In 2012, Nassib launched Tappan Collective, a website connecting fledgling artists to buyers who want something beautiful and unique but aren’t ready to commit significant funds. The site offers paintings, drawings, photographs, prints, even sculptures and mixed-media works. Potential collectors can read up on backgrounds and biographies of artists and sort by medium, palette, and mood. Each piece comes with a certificate of authenticity to establish provenance and chain of ownership.
These days, we’re surrounded by direct-to-consumer success stories like Everlane and Warby Parker. But at the time, Tappan’s digital-first strategy was a risky one. “The art world said that [collectors] would never go online,” Nassib says.
It was very wrong. In 2018, Forbes named Nassib among its 30 Under 30 in Art and Style, including her on a list of young entrepreneurs doing industry-changing work. Artists that have been part of Tappan include Jonni Cheatwood, Eric Chakeen, Heather Day, and Dean Levin.
Nassib thinks of her business as a sort of finishing school for young artists that teaches business practicalities they don’t learn while they’re focusing on vision and technique in graduate programs. “We help them with pricing their work, expectations, professionalism, keeping records,” she says. ‘The different things you need to sustain your studio practice. We like to think of ourselves as the marketing, sales, operational part of it, so they can focus more on building relationships in their communities and on making their work.”
As someone who once struggled to make a living as an artist, Nassib knows how meaningful that support can be. Seeing artists succeed is one of the things that keeps her excited about her work with Tappan.

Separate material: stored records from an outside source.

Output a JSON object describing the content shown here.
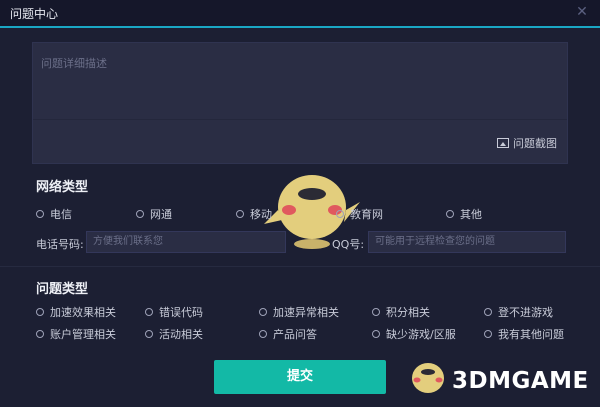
{
  "window": {
    "title": "问题中心",
    "close_icon": "close-icon"
  },
  "description": {
    "placeholder": "问题详细描述",
    "screenshot_label": "问题截图"
  },
  "network": {
    "title": "网络类型",
    "options": [
      "电信",
      "网通",
      "移动",
      "教育网",
      "其他"
    ]
  },
  "contact": {
    "phone_label": "电话号码:",
    "phone_placeholder": "方便我们联系您",
    "qq_label": "QQ号:",
    "qq_placeholder": "可能用于远程检查您的问题"
  },
  "problem": {
    "title": "问题类型",
    "row1": [
      "加速效果相关",
      "错误代码",
      "加速异常相关",
      "积分相关",
      "登不进游戏"
    ],
    "row2": [
      "账户管理相关",
      "活动相关",
      "产品问答",
      "缺少游戏/区服",
      "我有其他问题"
    ]
  },
  "submit_label": "提交",
  "watermark": "3DMGAME",
  "colors": {
    "accent": "#13b9a6",
    "title_line": "#1aa6c4",
    "background": "#1c1f33"
  }
}
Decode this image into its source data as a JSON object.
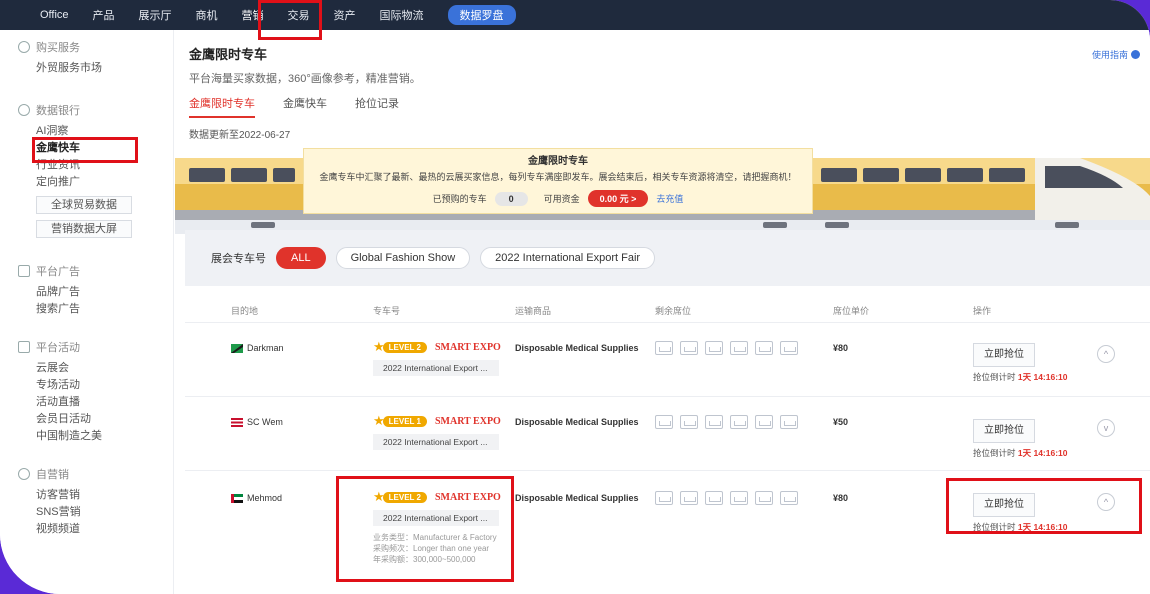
{
  "topnav": {
    "items": [
      "Office",
      "产品",
      "展示厅",
      "商机",
      "营销",
      "交易",
      "资产",
      "国际物流"
    ],
    "pill": "数据罗盘"
  },
  "sidebar": {
    "groups": [
      {
        "title": "购买服务",
        "items": [
          "外贸服务市场"
        ]
      },
      {
        "title": "数据银行",
        "items": [
          "AI洞察",
          "金鹰快车",
          "行业资讯",
          "定向推广"
        ],
        "boxes": [
          "全球贸易数据",
          "营销数据大屏"
        ]
      },
      {
        "title": "平台广告",
        "items": [
          "品牌广告",
          "搜索广告"
        ]
      },
      {
        "title": "平台活动",
        "items": [
          "云展会",
          "专场活动",
          "活动直播",
          "会员日活动",
          "中国制造之美"
        ]
      },
      {
        "title": "自营销",
        "items": [
          "访客营销",
          "SNS营销",
          "视频频道"
        ]
      }
    ]
  },
  "page": {
    "title": "金鹰限时专车",
    "subtitle": "平台海量买家数据，360°画像参考，精准营销。",
    "help": "使用指南",
    "tabs": [
      "金鹰限时专车",
      "金鹰快车",
      "抢位记录"
    ],
    "update": "数据更新至2022-06-27"
  },
  "banner": {
    "title": "金鹰限时专车",
    "desc": "金鹰专车中汇聚了最新、最热的云展买家信息，每列专车满座即发车。展会结束后，相关专车资源将清空，请把握商机！",
    "booked_label": "已预购的专车",
    "booked_value": "0",
    "funds_label": "可用资金",
    "funds_value": "0.00 元 >",
    "recharge": "去充值"
  },
  "filter": {
    "label": "展会专车号",
    "chips": [
      "ALL",
      "Global Fashion Show",
      "2022 International Export Fair"
    ]
  },
  "table": {
    "headers": [
      "目的地",
      "专车号",
      "运输商品",
      "剩余席位",
      "席位单价",
      "操作"
    ],
    "rows": [
      {
        "dest": "Darkman",
        "level": "LEVEL 2",
        "brand": "SMART EXPO",
        "expo": "2022 International Export ...",
        "goods": "Disposable Medical Supplies",
        "price": "¥80",
        "button": "立即抢位",
        "countdown_label": "抢位倒计时",
        "countdown": "1天 14:16:10",
        "toggle": "^"
      },
      {
        "dest": "SC Wem",
        "level": "LEVEL 1",
        "brand": "SMART EXPO",
        "expo": "2022 International Export ...",
        "goods": "Disposable Medical Supplies",
        "price": "¥50",
        "button": "立即抢位",
        "countdown_label": "抢位倒计时",
        "countdown": "1天 14:16:10",
        "toggle": "v"
      },
      {
        "dest": "Mehmod",
        "level": "LEVEL 2",
        "brand": "SMART EXPO",
        "expo": "2022 International Export ...",
        "goods": "Disposable Medical Supplies",
        "price": "¥80",
        "button": "立即抢位",
        "countdown_label": "抢位倒计时",
        "countdown": "1天 14:16:10",
        "toggle": "^",
        "meta": [
          "业务类型：Manufacturer & Factory",
          "采购频次：Longer than one year",
          "年采购额：300,000~500,000"
        ]
      }
    ]
  },
  "colors": {
    "accent": "#e0332b",
    "nav": "#1f2a3d",
    "link": "#3a72d9",
    "level": "#f0a800"
  }
}
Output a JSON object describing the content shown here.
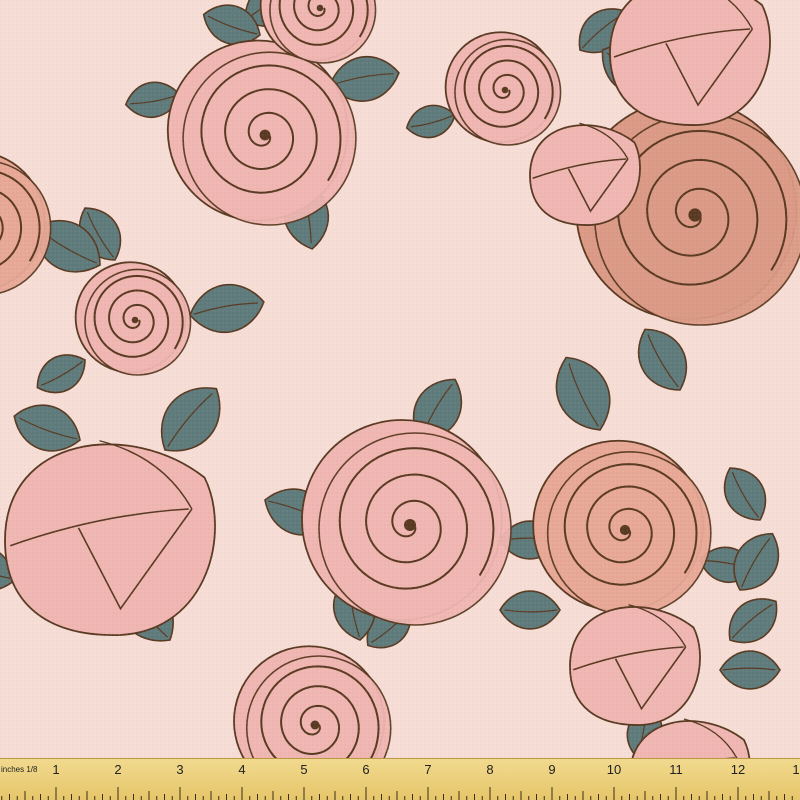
{
  "image": {
    "description_kind": "fabric swatch with rose print",
    "colors": {
      "background": "#f6ddd5",
      "leaf": "#5f7b7b",
      "outline": "#5a3a22",
      "rose_light": "#f0b6b2",
      "rose_peach": "#e8a896",
      "rose_dark": "#db9a85"
    }
  },
  "ruler": {
    "unit_label": "inches 1/8",
    "numbers": [
      "1",
      "2",
      "3",
      "4",
      "5",
      "6",
      "7",
      "8",
      "9",
      "10",
      "11",
      "12",
      "1"
    ]
  }
}
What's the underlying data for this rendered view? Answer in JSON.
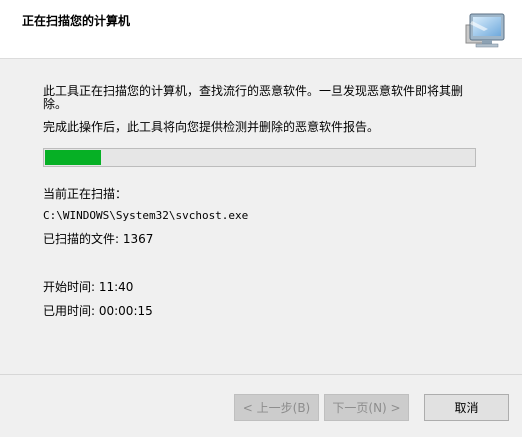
{
  "header": {
    "title": "正在扫描您的计算机",
    "icon": "computer-scan-icon"
  },
  "main": {
    "description": "此工具正在扫描您的计算机，查找流行的恶意软件。一旦发现恶意软件即将其删除。",
    "description2": "完成此操作后，此工具将向您提供检测并删除的恶意软件报告。",
    "progress": 0.13,
    "current_label": "当前正在扫描：",
    "current_file": "C:\\WINDOWS\\System32\\svchost.exe",
    "scanned_files": "已扫描的文件: 1367",
    "start_time": "开始时间: 11:40",
    "elapsed_time": "已用时间: 00:00:15"
  },
  "buttons": {
    "back": "< 上一步(B)",
    "next": "下一页(N) >",
    "cancel": "取消"
  },
  "colors": {
    "progress_fill": "#06b025",
    "background": "#f0f0f0"
  }
}
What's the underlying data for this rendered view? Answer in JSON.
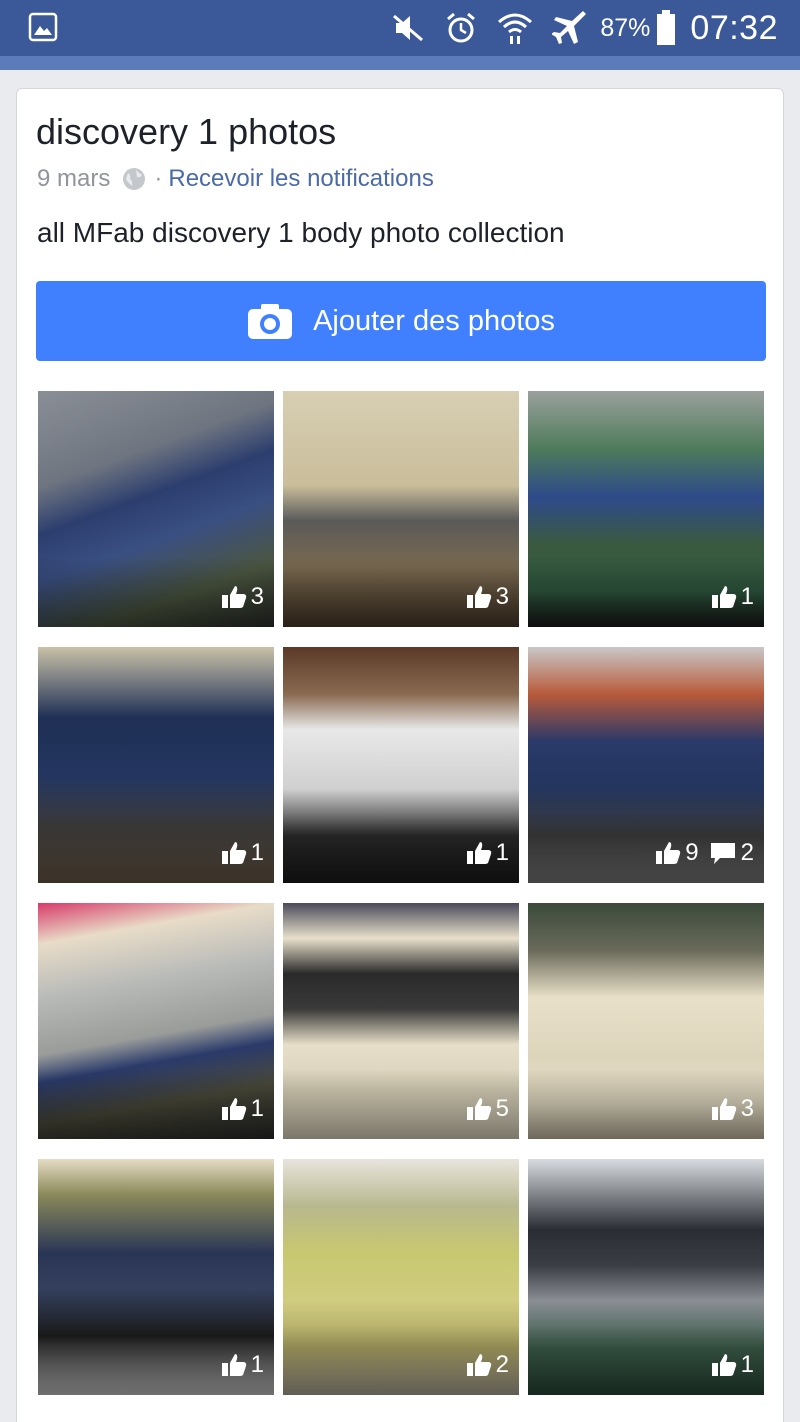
{
  "status_bar": {
    "battery": "87%",
    "time": "07:32",
    "icons": [
      "gallery-icon",
      "mute-icon",
      "alarm-icon",
      "wifi-icon",
      "airplane-mode-icon",
      "battery-icon"
    ]
  },
  "album": {
    "title": "discovery 1 photos",
    "date": "9 mars",
    "separator": "·",
    "notifications_link": "Recevoir les notifications",
    "description": "all MFab discovery 1 body photo collection",
    "add_photos_label": "Ajouter des photos"
  },
  "colors": {
    "header": "#3b5998",
    "button": "#4080ff",
    "link": "#4b6aa8"
  },
  "photos": [
    {
      "likes": "3",
      "comments": ""
    },
    {
      "likes": "3",
      "comments": ""
    },
    {
      "likes": "1",
      "comments": ""
    },
    {
      "likes": "1",
      "comments": ""
    },
    {
      "likes": "1",
      "comments": ""
    },
    {
      "likes": "9",
      "comments": "2"
    },
    {
      "likes": "1",
      "comments": ""
    },
    {
      "likes": "5",
      "comments": ""
    },
    {
      "likes": "3",
      "comments": ""
    },
    {
      "likes": "1",
      "comments": ""
    },
    {
      "likes": "2",
      "comments": ""
    },
    {
      "likes": "1",
      "comments": ""
    }
  ]
}
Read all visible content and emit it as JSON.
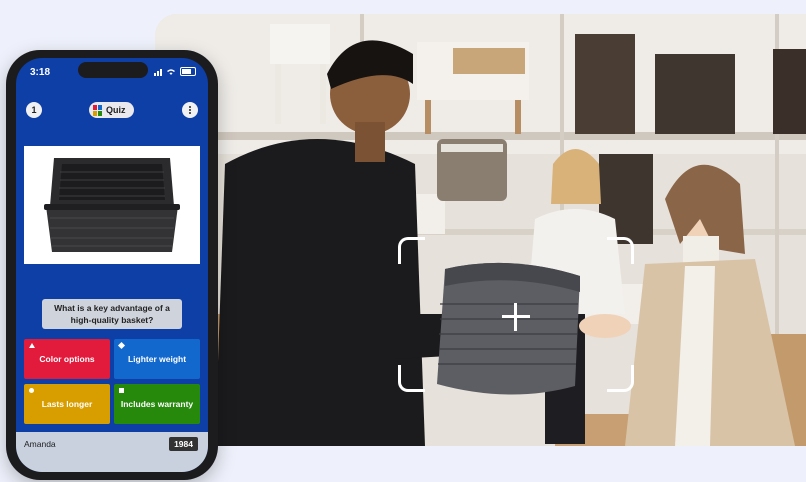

“Very early on, one of our artists got a check,” she says. “They wrote an email saying, ‘Oh my God, this was so amazing. I was going to stop making because it’s too hard. And now with this check I can keep going.’” The artist, Evan Robarts, went on to the Hermes Collection residency in Paris and a solo exhibition at The Hole in New York City. “That’s like, the dream, right?” Nassib says.
Like many digital-first companies, Tappan has since opened a brick-and-mortar showroom in Los Angeles, where it has also hosted artists residencies. While L.A. might seem like a counterintuitive choice for an art-world entrepreneur, for Nassib, it felt like the only option. “I’m from L.A.,” she says. “There’s a lot more physical space, but there’s also a lot more mental space. I find that people in L.A. are more open to new ways of doing things.”
Nassib is also mother of two young children. While parenthood has made her busier than ever, she thinks it has also made her a better leader. The one thing she has had to give up is painting, but that’s OK for now, she says. “I like to think that Tappan is my art piece.”